On 09/05/13 18:38, William Anderson wrote:
> On Thu, May 9, 2013 at 11:53 AM, Gareth France <gareth.france at gmail.com> wrote:
>> I thought I would just bring the experiences I'm having with Packard Bell /
>> Acer to everyone's attention. I've been unhappy with my laptop since the day
>> I got it and it seems to be falling apart very rapidly. I have been trying
>> to get it looked at but it's like pulling teeth!
>>
>> Oddly enough linux hasn't been the biggest stumbling block. Anyway, if
>> anyone fancies a giggle the entire conversation with them is logged on my
>> blog page:
>>
>> http://cliftonts.co.uk/cubuntu/?p=209
> After reading this, it looks like you've had a fairly typical
> experience: you've engaged outsourced frontline support for a low-tier
> electronics manufacturer, and you've wandered outside the bounds of
> their scripts.  When dealing with a box shifter like Packard Bell, the
> easiest way to get a result is conform as much as possible to their
> requests and get the machine shipped off as soon as possible
> (preferably covered by a home and contents or business asset policy).
> If you can send it back with a relatively stock OS install, even
> better.
>
> And I'm afraid I agree with Liam here.  If the data on the laptop (one
> which you readily admit is "junk") is of any material importance to
> you or your business, get it backed up by whatever means necessary.  I
> personally use a mixture of rsnapshot (for my Ubuntu servers) and Time
> Machine (for my Mac desktops/laptops) to give me a comprehensive layer
> of recoverable backup data.  If you're unable to invest in a hard disc
> to drop data onto, have you considered a bunch of DVD-Rs?  Or perhaps
> you'd be able to temporarily borrow a USB HDD, or USB-SATA adapter and
> a regular 2.5"/3.5" drive, from a fellow IT type?  Perhaps someone on
> list has some spare kit they could punt your way?
>
> Also, you're concerned about retaining your data to run your business
> - how will you access the data if the laptop is gone?  If you're
> planning to use the Dell you mentioned, do you literally have 500GiB
> used on your Packard Bell?  If it's all in $HOME, do a du -sch ~ - if
> the answer is < free capacity of Dell computer, sorted!  If not, see
> borrowing tips above!
>
> Re: the phone number, just search for Acer on saynoto0870.com - there
> are several hits which match or closely match the number you mentioned
> in your blog post.
>
> I think you're unnecessarily making a rod for your own back here when
> some creative thinking could help you.  Rather than asking us to
> giggle at a bunch of hapless support monkeys being forced outside of
> the scope of their limited frontline support capabilities, ask the
> community to help you out! :)
>
> -n
>
I'll be using a desktop for the duration the machine is away.

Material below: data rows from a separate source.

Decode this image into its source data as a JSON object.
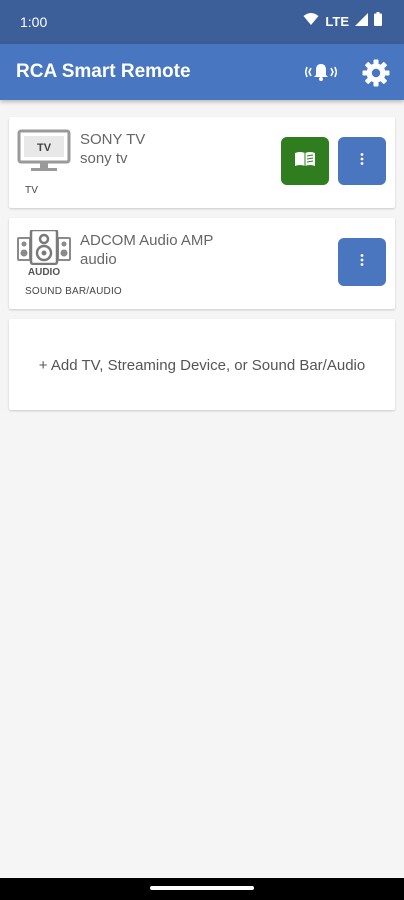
{
  "status_bar": {
    "time": "1:00",
    "network": "LTE"
  },
  "app_bar": {
    "title": "RCA Smart Remote",
    "bell_icon": "vibrating-bell-icon",
    "settings_icon": "gear-icon"
  },
  "devices": [
    {
      "name": "SONY TV",
      "subname": "sony tv",
      "type": "TV",
      "icon": "tv-icon",
      "icon_label": "TV",
      "has_guide": true
    },
    {
      "name": "ADCOM Audio AMP",
      "subname": "audio",
      "type": "SOUND BAR/AUDIO",
      "icon": "speaker-icon",
      "icon_label": "AUDIO",
      "has_guide": false
    }
  ],
  "add_device": {
    "label": "+ Add TV, Streaming Device, or Sound Bar/Audio"
  },
  "colors": {
    "status_bar": "#3c5f99",
    "app_bar": "#4876c0",
    "guide_button": "#2f7d1f",
    "more_button": "#4a76c0",
    "background": "#f5f5f5"
  }
}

I have 
been looking at incremental backup solutions. What I'd like to do is 
setup a system where it connects to an FTP server and only backs up the 
data that has changed since last backup. Something I would trigger 
rather than scheduled as I'm on mobile broadband and would need to do 
backups whenever I was near a proper broadband connection. I've found 
quite a few solutions which 'sort of' do this as I'd like but most don't 
cut it and some simply refused to connect to my server. Do you have any 
suggestions which may help?

Bad customer service is something which really winds me up and you have 
hit the nail on the head there. This is the customer service equivalent 
of painting by numbers. The collection has been arranged now and fingers 
crossed they will fix it. I know that my laptops always take quite a 
pounding but I can only think of one other which faired this badly, made 
by a company called Hi-Grade. I really don't expect a machine to be 
virging on unusable after only 8 months, regardless of how cheap it is.